Je dois malheureusement une nouvelle fois déplorer le manque d'ambition du Conseil et le caractère systématique de ses coupes dans l'APB de la Commission. Nous constatons que son ambition est d'économiser de l'argent sur des dépenses administratives. Il ne s'agit pas de dégager une priorité politique, mais de faire des économies techniques qui, parfois, doublent la marge dans certaines rubriques, comme l'a dit Göran Färm à propos de la rubrique 1a. De la même façon, je ne m'explique pas les coupes linéaires faites dans les paiements: moins un milliard d'euros par rapport à l'APB.

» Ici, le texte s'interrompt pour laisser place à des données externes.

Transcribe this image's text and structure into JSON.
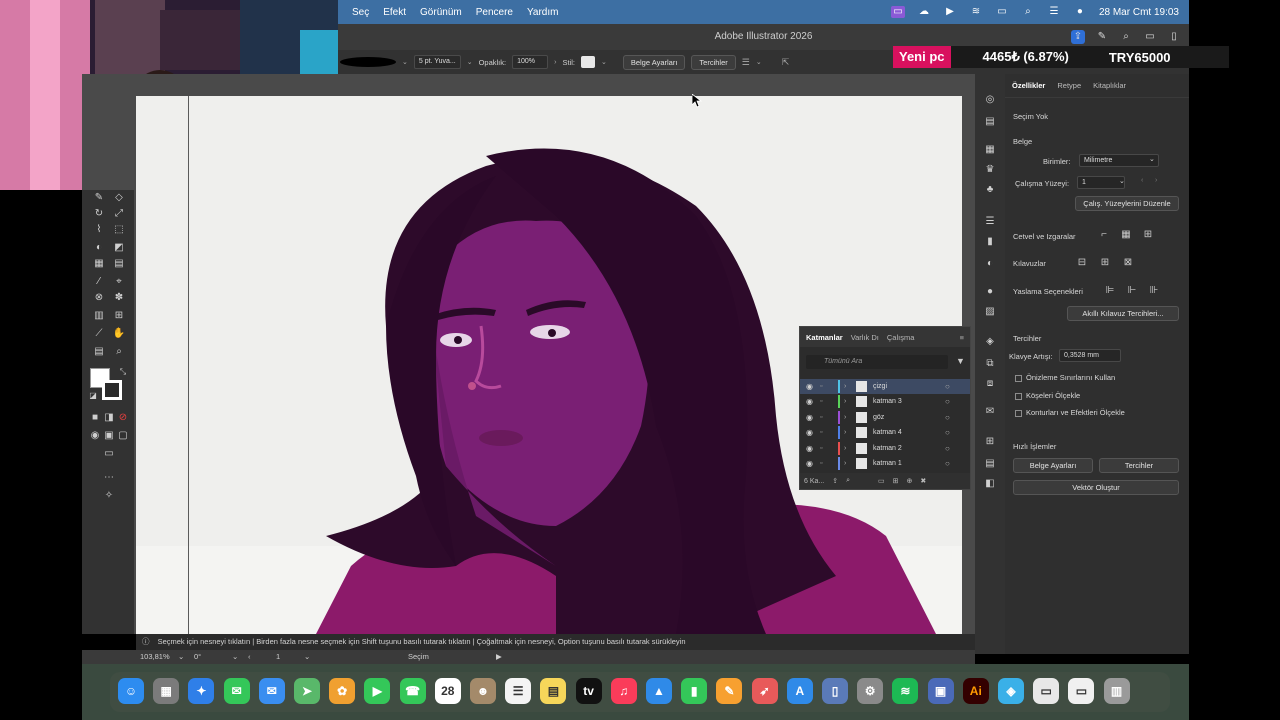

En ce qui concerne la rubrique 2, le constat est clair. En 2008, nous avons laissé une marge inutilisée de plus de 3 milliards d'euros. Pour le budget 2009, la Commission propose une marge de plus de 2 milliards, et le Conseil dit mieux en augmentant cette marge à 2,4 milliards. Pourtant, les besoins ne manquent pas en développement rural mais aussi en matière d'énergie, d'immigration, de réchauffement climatique, de solidarité internationale.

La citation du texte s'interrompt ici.